It’s Tisha B’Av, and I’m reading a book called One Jew’s Power, One Jew’s Glory by Yechiel Granatstein. It’s about Reb Yitzchak’l — Rabbi Yitzchak Shmuel Eliyahu Finkler, the Rebbe of Radoschitz, and his spiritual resistance during the Holocaust. I find it very inspiring.
Early on, before the deportation to the camps, Reb Yitzchak’l lost his wife. He comforted his daughters:
“When a person is attached to the Holy, Blessed One with every strand and thread of his being… when he is bound to our Maker with every fiber of his heart, and with all his heart he believes that it is He alone who makes everything happen — then he must, absolutely must accept the good and the bad equally — in the very same way. We have to accept that both come from His knowledge and His will — for His higher reasons, that we cannot always understand…” (page 50).
Later on, in the Skarszysko concentration camp, Reb Yitzchak’l continued to live according to these principles. His corner in the barracks became the spiritual center where people came to daven and to receive advise and encouragement.

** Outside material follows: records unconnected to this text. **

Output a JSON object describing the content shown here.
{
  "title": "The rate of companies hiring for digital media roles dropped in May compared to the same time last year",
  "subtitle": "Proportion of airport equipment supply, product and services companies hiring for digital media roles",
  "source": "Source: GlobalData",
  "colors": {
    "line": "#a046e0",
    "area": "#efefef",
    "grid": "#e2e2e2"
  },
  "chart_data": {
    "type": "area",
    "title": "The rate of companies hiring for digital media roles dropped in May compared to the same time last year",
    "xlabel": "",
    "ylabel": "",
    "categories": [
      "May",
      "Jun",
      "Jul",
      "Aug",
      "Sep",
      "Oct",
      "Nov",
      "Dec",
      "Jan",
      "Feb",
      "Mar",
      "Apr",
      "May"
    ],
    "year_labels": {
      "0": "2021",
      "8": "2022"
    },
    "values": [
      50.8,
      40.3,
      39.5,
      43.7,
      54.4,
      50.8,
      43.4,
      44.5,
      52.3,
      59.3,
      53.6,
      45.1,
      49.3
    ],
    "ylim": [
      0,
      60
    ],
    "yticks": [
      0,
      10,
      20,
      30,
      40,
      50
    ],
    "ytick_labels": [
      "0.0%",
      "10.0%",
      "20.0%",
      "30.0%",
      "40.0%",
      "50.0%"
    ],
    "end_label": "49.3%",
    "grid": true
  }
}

Even the Nazis were afraid to interrupt his davening and interfere with his spiritual activities.
Another inmate describes Yom Kippur in the camp:
“The Rebbe together with other Jews — he was there himself, right in their midst — were working away, unloading freight cars that were stacked with very heavy steel beams. The time came, however, when they suddenly noticed that the Rebbe was standing at the side, on the [platform]… and with immense d’veikus he was saying the prayers of this most holy and awesome day of the year… Suddenly one of the commandants of the camp appeared — a terrifying Nazi tyrant… Evidently he wanted to check and see how the enslaved Jews were working on Yom Kippur… Then his glance fell on the Rebbe. He watched him praying fervently, swaying back and forth in d’veikus, like a man who was not really there, not at all in this physical world of ours, but completely sundered from it. And this Nazi, this utterly vicious human animal, remained standing there as though paralyzed… he turned around and disappeared” (page 102).
Reb Yitzchak’l encouraged his fellow Jews not to give up hope, to continue living and waiting for liberation. He himself maintained a positive attitude. Another inmate describes a roll call where a “selection” would be made:
“I was standing near the Rebbe. I watched his lips moving, murmuring, with a smile on his face. His pleasant mood never left him! There he stood, whispering now to this man, now to that one, rousing, heartening, consoling, pouring into them his faith and trust in Hashem” (page 109).
A lofty level, but something to aspire to.